Carmakers can’t repeat the shutdowns in October, meaning they will have to weather any supply-chain issues sparked by Brexit while operating at normal capacity. The stoppages were part of “a raft of costly and ongoing contingency measures” that include stockpiling, cost-cutting, training for new customs procedures, and rerouting of logistics, SMMT said. Those efforts have contributed to production declines for 11 consecutive months, including a 22% slump in the first four months of this year, it added.
SMMT has repeatedly called for “urgent action to end Brexit deadlock and prevent ‘no deal’ devastation.” If the UK crashes out of the EU without a favourable deal, “border delays, production stoppages, and additional costs compromising competitiveness” could accelerate declines, it said.
The painful impact of a pending Brexit on the UK car industry speaks to the broader costs of trade barriers.

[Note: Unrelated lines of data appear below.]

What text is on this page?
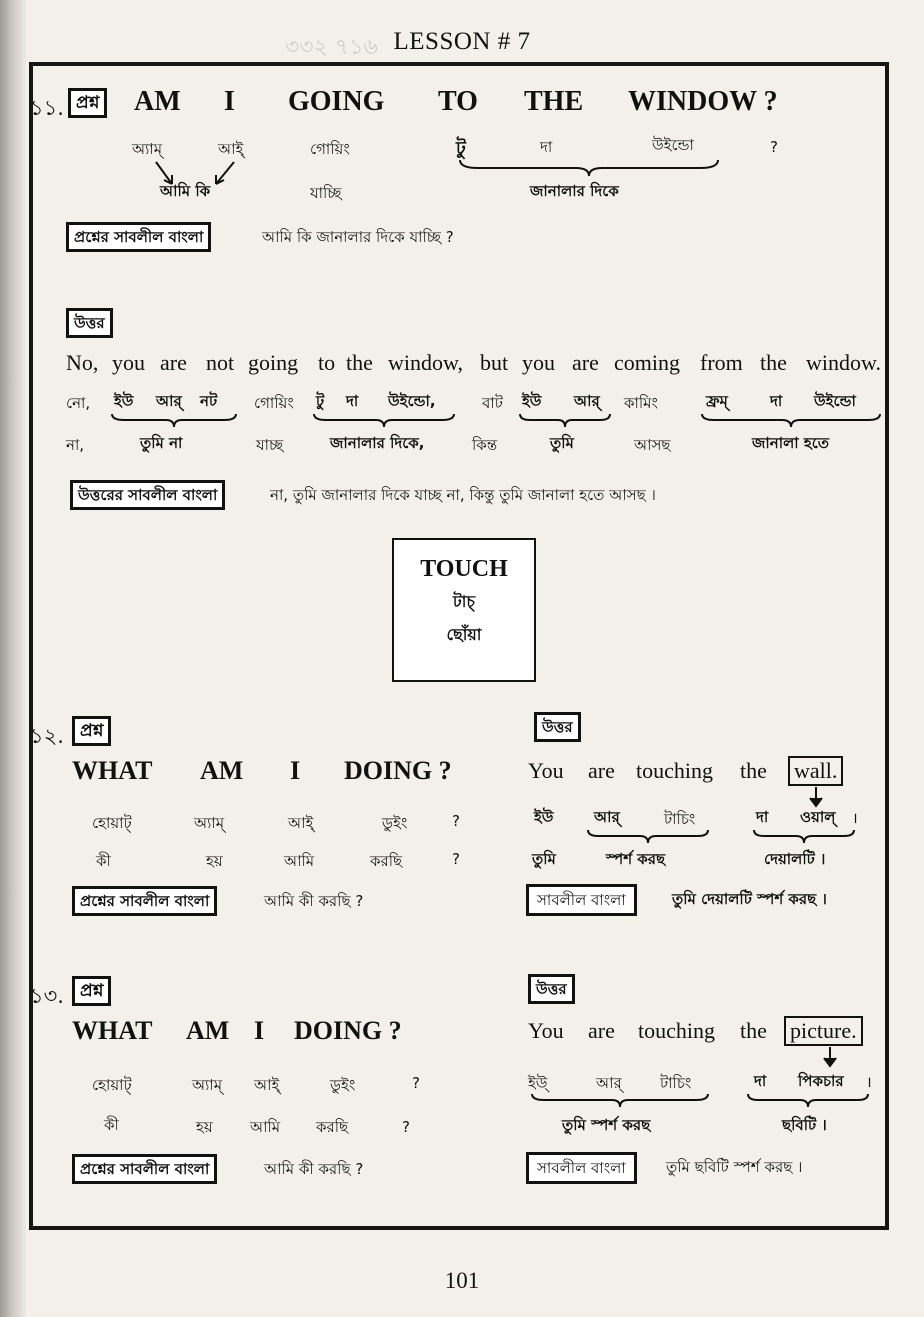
৩৩২ ৭১৬ LESSON # 7
১১. প্রশ্ন AM I GOING TO THE WINDOW ?
অ্যাম্	আই্	গোয়িং	টু	দা	উইন্ডো	?
আমি কি	যাচ্ছি	জানালার দিকে
প্রশ্নের সাবলীল বাংলা	আমি কি জানালার দিকে যাচ্ছি ?
উত্তর
No, you are not going to the window, but you are coming from the window.
নো, ইউ আর্ নট গোয়িং টু দা উইন্ডো,	বাট ইউ আর্ কামিং	ফ্রম্	দা উইন্ডো
না,	তুমি না	যাচ্ছ	জানালার দিকে,	কিন্ত	তুমি	আসছ	জানালা হতে
উত্তরের সাবলীল বাংলা	না, তুমি জানালার দিকে যাচ্ছ না, কিন্তু তুমি জানালা হতে আসছ ।
TOUCH
টাচ্
ছোঁয়া
১২. প্রশ্ন
WHAT AM I DOING ?
হোয়াট্	অ্যাম্	আই্	ডুইং	?
কী	হয়	আমি	করছি	?
প্রশ্নের সাবলীল বাংলা	আমি কী করছি ?
উত্তর
You are touching the wall.
ইউ	আর্	টাচিং	দা ওয়াল্ ।
তুমি	স্পর্শ করছ	দেয়ালটি ।
সাবলীল বাংলা	তুমি দেয়ালটি স্পর্শ করছ ।
১৩. প্রশ্ন
WHAT AM I DOING ?
হোয়াট্	অ্যাম্ আই্	ডুইং	?
কী	হয় আমি করছি	?
প্রশ্নের সাবলীল বাংলা	আমি কী করছি ?
উত্তর
You are touching the picture.
ইউ্	আর্	টাচিং	দা পিকচার ।
তুমি স্পর্শ করছ	ছবিটি ।
সাবলীল বাংলা	তুমি ছবিটি স্পর্শ করছ ।
101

They can knock firms’ confidence, making them hesitant to spend, hire, and invest. Trade restrictions and tariffs can be expensive, disruptive, and time-consuming for companies, as they may be forced to revamp their supply chains, adjust their production processes, and either stomach the additional costs or pass them on to consumers.
And while the Brexit situation – with its forced “cliff” deadline – might be unique, research published by the Federal Reserve Bank of St. Louis shows that “tariff increases have been typically followed by large and persistent decreases in economic activity.”
“GDP per capita and wages each fall by around 2 percentage points relative to trend over the first 2 years after tariffs increase,” the St. Louis Fed said, and “the average investment-to-GDP ratio declines by approximately 1 percentage point after tariffs increase.”
The Trump administration is currently in a tariff war with China and other trade squabbles with Japan, Germany, South Korea, Vietnam, among other countries.